ROSWELL, N.M. (KRQE) – One New Mexico city is looking to raise traffic fines, and not just by a little.
The city argues it’s long overdue and that more expensive tickets will mean safer drivers.
City leaders in Roswell are looking at a proposal that they are hoping will have people think twice before speeding or running stop signs and red lights.
“Maybe if the laws were a little bit sterner and stiffer, people would be more inclined to obey the law,” said Municipal Court Judge Lou Mallion.
City Hall asked the Roswell Police Department to compare fines and fees in Roswell to other cities around New Mexico. They presented their findings to the city council public safety committee on Monday night.

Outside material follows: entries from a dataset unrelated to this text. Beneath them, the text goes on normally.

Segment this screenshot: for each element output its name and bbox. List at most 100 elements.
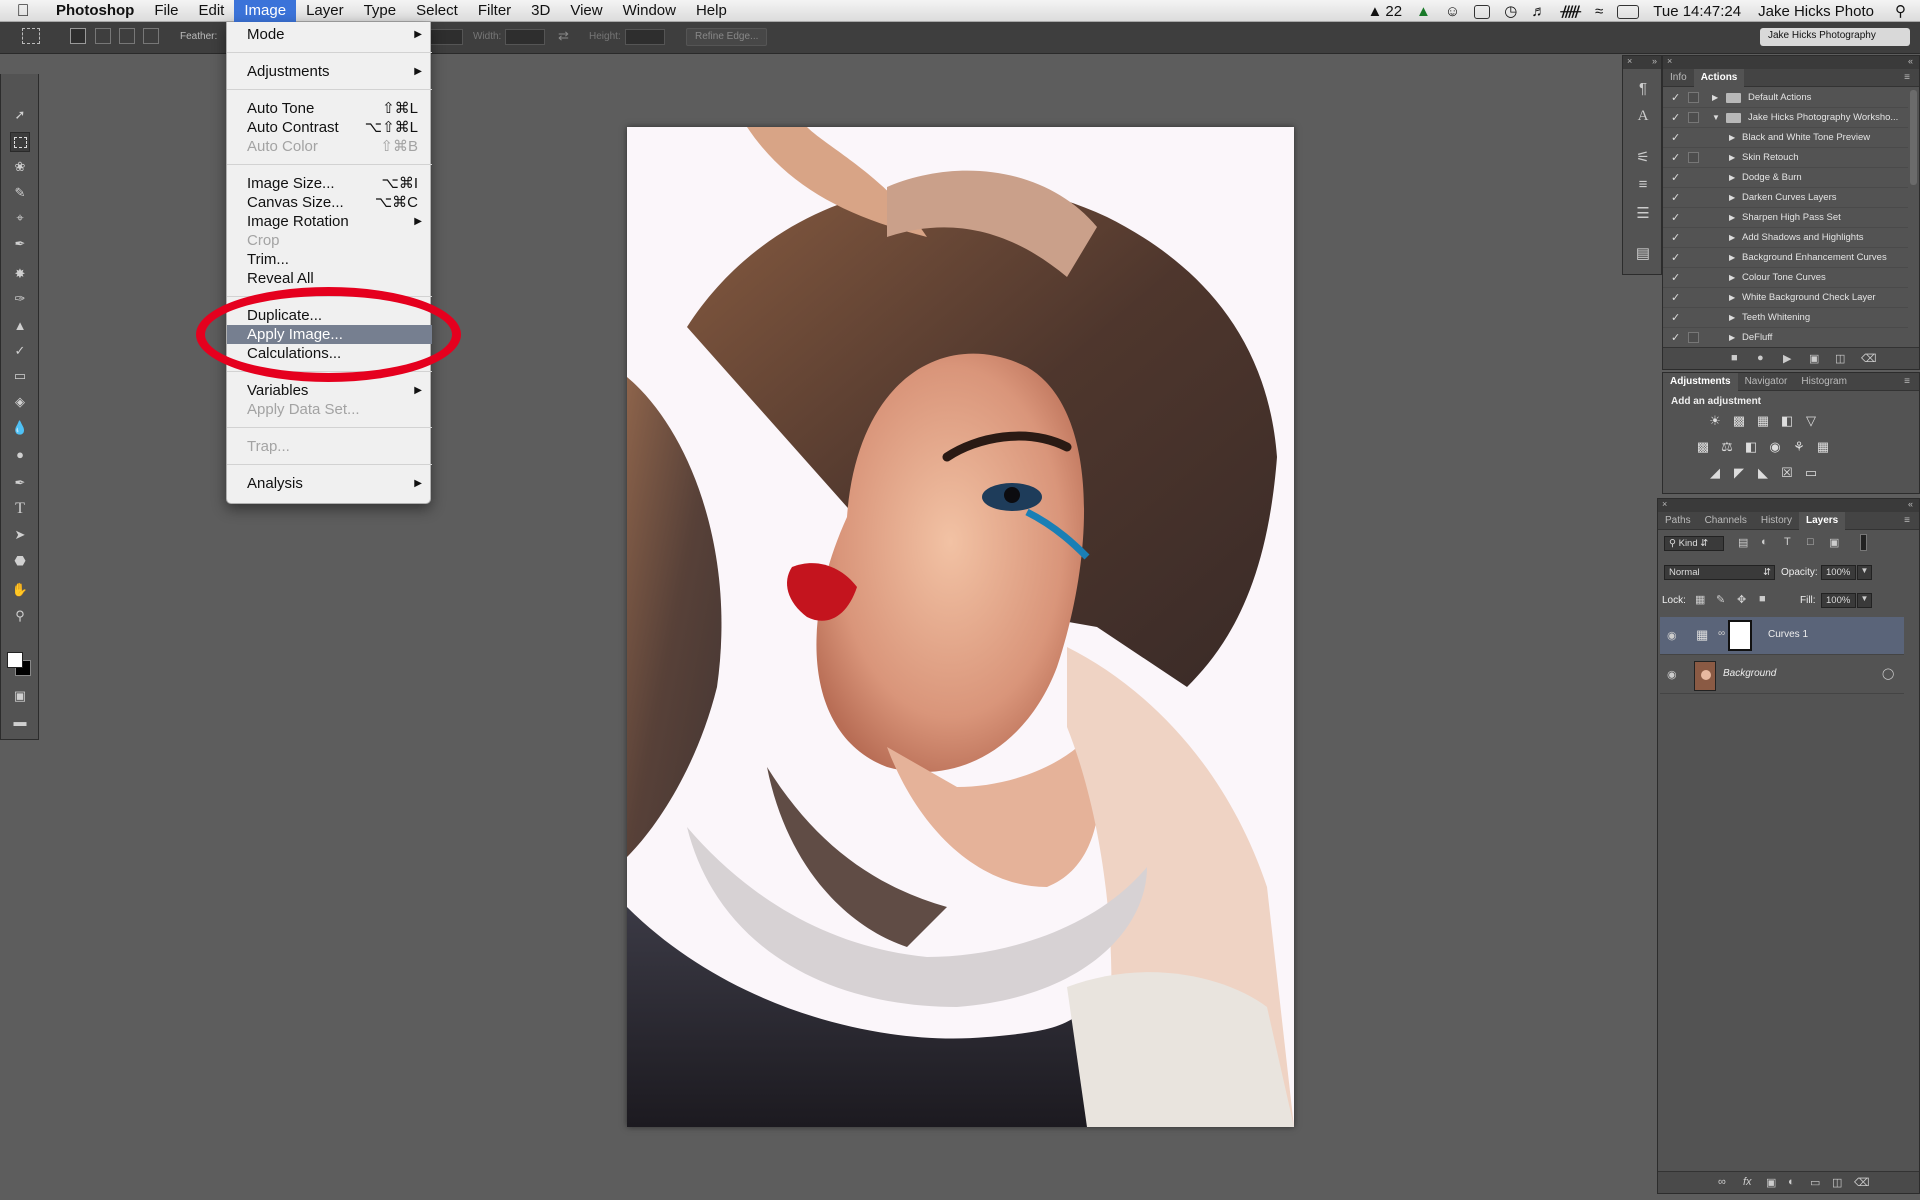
healing-brush-icon[interactable]: ✸ [10, 264, 30, 284]
photo-filter-icon[interactable]: ◉ [1766, 439, 1784, 455]
refine-edge-button[interactable]: Refine Edge... [686, 28, 768, 46]
dialog-toggle[interactable] [1688, 92, 1699, 103]
blur-tool-icon[interactable]: 💧 [10, 418, 30, 438]
clock[interactable]: Tue 14:47:24 [1646, 3, 1748, 20]
action-row[interactable]: ✓ ▶ White Background Check Layer [1663, 288, 1908, 308]
marquee-preset-icon[interactable] [22, 28, 40, 44]
filter-adjustment-icon[interactable]: ◐ [1761, 536, 1768, 548]
lock-all-icon[interactable]: ■ [1759, 593, 1766, 605]
check-icon[interactable]: ✓ [1671, 188, 1680, 208]
action-row[interactable]: ✓ ▶ Dodge & Burn [1663, 168, 1908, 188]
menu-item-canvas-size[interactable]: Canvas Size... ⌥⌘C [227, 193, 432, 212]
menu-file[interactable]: File [144, 0, 188, 22]
fill-dropdown[interactable]: ▼ [1857, 593, 1872, 608]
wifi-icon[interactable]: ≈ [1588, 3, 1610, 20]
eyedropper-icon[interactable]: ✒ [10, 234, 30, 254]
character-icon[interactable]: A [1633, 108, 1653, 126]
check-icon[interactable]: ✓ [1671, 108, 1680, 128]
collapse-arrow-icon[interactable]: ▼ [1712, 108, 1720, 128]
tab-channels[interactable]: Channels [1698, 512, 1754, 530]
check-icon[interactable]: ✓ [1671, 328, 1680, 348]
path-selection-icon[interactable]: ➤ [10, 525, 30, 545]
brightness-icon[interactable]: ☀ [1706, 413, 1724, 429]
screen-mode-icon[interactable]: ▬ [10, 711, 30, 731]
home-icon[interactable]: ▲ [1409, 3, 1438, 20]
collapse-icon[interactable]: « [1908, 499, 1913, 509]
hand-tool-icon[interactable]: ✋ [10, 580, 30, 600]
paint-bucket-icon[interactable]: ◈ [10, 392, 30, 412]
width-field[interactable] [505, 29, 545, 45]
visibility-eye-icon[interactable]: ◉ [1667, 668, 1677, 681]
menu-item-adjustments[interactable]: Adjustments ▶ [227, 62, 432, 81]
menu-item-variables[interactable]: Variables ▶ [227, 381, 432, 400]
close-icon[interactable]: × [1627, 56, 1632, 66]
new-layer-icon[interactable]: ◫ [1832, 1176, 1842, 1189]
menu-layer[interactable]: Layer [296, 0, 354, 22]
display-icon[interactable] [1467, 3, 1497, 20]
expand-arrow-icon[interactable]: ▶ [1712, 88, 1718, 108]
black-white-icon[interactable]: ◧ [1742, 439, 1760, 455]
zoom-tool-icon[interactable]: ⚲ [10, 606, 30, 626]
menu-type[interactable]: Type [354, 0, 407, 22]
fx-icon[interactable]: fx [1743, 1176, 1752, 1188]
opacity-field[interactable]: 100% [1821, 565, 1856, 580]
filter-shape-icon[interactable]: □ [1807, 536, 1814, 548]
apple-icon[interactable]:  [0, 1, 46, 21]
menu-item-reveal-all[interactable]: Reveal All [227, 269, 432, 288]
layer-row-background[interactable]: ◉ Background ◯ [1660, 656, 1904, 694]
bluetooth-icon[interactable]: ᚏ [1553, 2, 1588, 20]
menu-3d[interactable]: 3D [521, 0, 560, 22]
panel-menu-icon[interactable]: ≡ [1897, 373, 1917, 391]
menu-item-auto-tone[interactable]: Auto Tone ⇧⌘L [227, 99, 432, 118]
expand-arrow-icon[interactable]: ▶ [1729, 288, 1735, 308]
link-icon[interactable]: ∞ [1718, 628, 1725, 639]
blend-mode-select[interactable]: Normal ⇵ [1664, 565, 1775, 580]
tab-paths[interactable]: Paths [1658, 512, 1698, 530]
menu-select[interactable]: Select [406, 0, 468, 22]
expand-arrow-icon[interactable]: ▶ [1729, 268, 1735, 288]
new-action-icon[interactable]: ◫ [1835, 352, 1845, 365]
expand-arrow-icon[interactable]: ▶ [1729, 148, 1735, 168]
time-machine-icon[interactable]: ◷ [1497, 2, 1524, 20]
menu-help[interactable]: Help [686, 0, 737, 22]
action-row[interactable]: ✓ ▶ Sharpen High Pass Set [1663, 208, 1908, 228]
expand-arrow-icon[interactable]: ▶ [1729, 248, 1735, 268]
crop-tool-icon[interactable]: ⌖ [10, 208, 30, 228]
swap-icon[interactable]: ⇄ [558, 28, 569, 44]
new-adjustment-icon[interactable]: ◐ [1788, 1176, 1795, 1188]
expand-arrow-icon[interactable]: ▶ [1729, 128, 1735, 148]
brush-presets-icon[interactable]: ⚟ [1633, 148, 1653, 166]
check-icon[interactable]: ✓ [1671, 308, 1680, 328]
menu-edit[interactable]: Edit [189, 0, 235, 22]
action-row[interactable]: ✓ ▶ DeFluff [1663, 328, 1908, 348]
panel-menu-icon[interactable]: ≡ [1897, 512, 1917, 530]
shape-tool-icon[interactable]: ⬣ [10, 551, 30, 571]
check-icon[interactable]: ✓ [1671, 168, 1680, 188]
quick-mask-icon[interactable]: ▣ [10, 686, 30, 706]
expand-arrow-icon[interactable]: ▶ [1729, 188, 1735, 208]
check-icon[interactable]: ✓ [1671, 208, 1680, 228]
close-icon[interactable]: × [1667, 56, 1672, 66]
intersect-selection-icon[interactable] [143, 28, 159, 44]
delete-icon[interactable]: ⌫ [1861, 352, 1877, 365]
channel-mixer-icon[interactable]: ⚘ [1790, 439, 1808, 455]
tab-layers[interactable]: Layers [1798, 512, 1846, 530]
marquee-tool-icon[interactable] [10, 132, 30, 152]
menu-item-analysis[interactable]: Analysis ▶ [227, 474, 432, 493]
check-icon[interactable]: ✓ [1671, 248, 1680, 268]
color-lookup-icon[interactable]: ▦ [1814, 439, 1832, 455]
check-icon[interactable]: ✓ [1671, 88, 1680, 108]
visibility-eye-icon[interactable]: ◉ [1667, 629, 1677, 642]
tool-presets-icon[interactable]: ≡ [1633, 176, 1653, 194]
filter-toggle[interactable] [1860, 534, 1867, 551]
app-menu[interactable]: Photoshop [46, 0, 144, 22]
opacity-dropdown[interactable]: ▼ [1857, 565, 1872, 580]
menu-item-image-rotation[interactable]: Image Rotation ▶ [227, 212, 432, 231]
menu-view[interactable]: View [560, 0, 612, 22]
selective-color-icon[interactable]: ☒ [1778, 465, 1796, 481]
menu-item-mode[interactable]: Mode ▶ [227, 25, 432, 44]
type-tool-icon[interactable]: T [10, 499, 30, 519]
add-mask-icon[interactable]: ▣ [1766, 1176, 1776, 1189]
spotlight-icon[interactable]: ⚲ [1881, 2, 1920, 20]
action-set-row[interactable]: ✓ ▶ Default Actions [1663, 88, 1908, 108]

The proposal suggests increasing municipal court traffic fines and fees across the board. If passed a seatbelt ticket that now costs $54 would soar to $95. All speeding fines would go up too.
“In the proposal that was given to the public safety committee, those would go up anywhere from a little less than double to as you get into some of the higher speeds of speeding, a little bit more than double,” said Todd Wildermuth, spokesperson for the city of Roswell.
Judge Mallion believes this is long overdue.
“The fine proposal is needed for the simple fact that Roswell is so far behind everybody else and officers get laughed at when they tell somebody the fine is 15 dollars,” he said.
Some people in Roswell say that if the fines are increased they’ll pay more attention to the laws.
“I try to obey the law the best I can and of course if the rates go up it’s probably going to make me a little bit more aware of being aware of where I’m at and what I’m doing,” said Todd Verciglio, Roswell resident.
Some say traffic tickets in Roswell already cost enough.
“I really think that they’re high enough, but I think it depends on the violation itself,” said Roswell resident, Linda Nowak.
It’s not just driving citations, the fine for littering would go from the judge’s discretion, to an automatic $350 fine.
It could be a couple months before the proposal makes it to a full city council vote.